Pansa è morto. Ora bisogna distruggere il ‘pansismo’

Nicola Caprioni


Giampaolo Pansa, uno stimato giornalista “di sinistra”, vicedirettore de “La Repubblica”, allievo di Alessandro Galante Garrone, improvvisamente, nel 2001, scrive un libro “il sangue dei vinti”, nel quale assevera tutte le più volgari falsità dell’armamentario neofascista contro i partigiani e la resistenza.
Pansa inizia così un ciclo durato 20 anni. Continua a pubblicare libri, gratificato dalla rendita del successo commerciale e dai tanti applausi che gli arrivano dagli ambienti della destra e del neofascismo.
Un autore conosciuto come uno “di sinistra”, anche se andrà a scrivere su “Il Giornale” di Berlusconi, afferma che i partigiani non erano dei liberatori, che non hanno avuto un vero ruolo nella liberazione dell’Italia e che, anzi erano degli aguzzini che hanno ucciso migliaia di poveri fascisti. I fascisti morti sono presentati sempre come brave persone, che non avevano fatto del male a nessuno, mentre i crudeli partigiani, che volevano instaurare una dittatura stalinista in Italia, si sono abbandonati a massacri efferati.
Il PANSISMO è riuscito a centrare l’obiettivo strategico per il quale è stato concepito: incrinare l’argine antifascista, minare la credibilità della resistenza e, di conseguenza, anche della Costituzione Repubblicana, che emana direttamente dalla Resistenza. Togliere credibilità all’antifascismo e aprire la strada al revisionismo fascista. Pansa si trova così schierato insieme agli storici revisionisti, a quanti sono arrivati a negare l’esistenza dei campi di sterminio nazisti, a equiparare il doloroso episodio delle foibe, circoscritto a un piccolo territorio, all’enormità delle devastazioni e ai massacri di milioni di ebrei e perseguitati politici compiuti dai regimi nazisti e fascisti, ai paesi distrutti, a donne e bambini massacrati.
Pansa si spacciava per uno storico, ma degli storici veri non seguiva le regole basilari per ognuno che scriva di storia. Sapeva benissimo di forzare le verità e lo ha fatto consapevolmente. Ogni storico che si rispetti segue tre regole fondamentali:
1) Cita sempre il riferimento alle fonti. Da dove proviene quell’informazione? Come è comprovata? Dove l’ha reperita?
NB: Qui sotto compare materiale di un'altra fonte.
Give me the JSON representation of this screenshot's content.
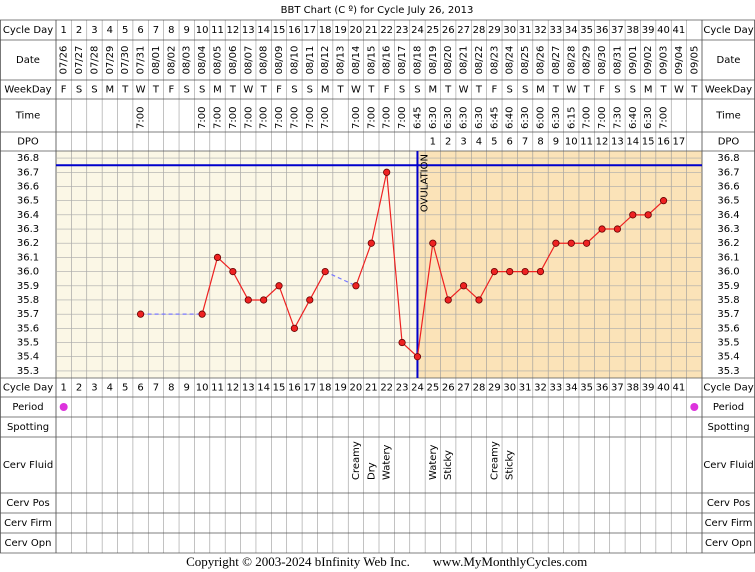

2) Rovescia l’onere della prova. Non dava mai prova delle sue affermazioni. Si difendeva dicendo a chi lo criticava di provare a fornire prova che le sue affermazioni non erano veritiere.
3) Usa l’espediente tipico dei libri di fiction e MAI dei libri di storia (quelli veri) di far parlare personaggi di fantasia. Lui, con la sua “autorevolezza di antifascista” era garante delle bugie messe in bocca ai suoi personaggi.
Un esempio? Nella copertina del “sangue dei vinti” c’è la foto di due partigiani che scortano un fascista prigioniero durante la liberazione di Milano. La didascalia pansiana recita “fascista portato alla fucilazione dopo la fine della guerra”, lasciando capire che si tratti di un crimine. Ebbene il fascista nella foto è il segretario della famigerata brigata Ettore Muti, nota per le torture e le stragi. Quel personaggio è un criminale di guerra, colpevole di sevizie, organizzatore dei rastrellamenti contro ebrei e antifascisti in aiuto alle deportazioni dei nazisti ed è il responsabile della fucilazione di 15 partigiani a piazzale Loreto a Milano, condannato a morte da una corte marziale per i suoi crimini Basta così poco a distorcere la verità.
Compito di ogni antifascista è quello di confutare la montagna di bugie e falsità diffuse da Pansa e costruire con serietà e rigore scientifico la reale verità storica.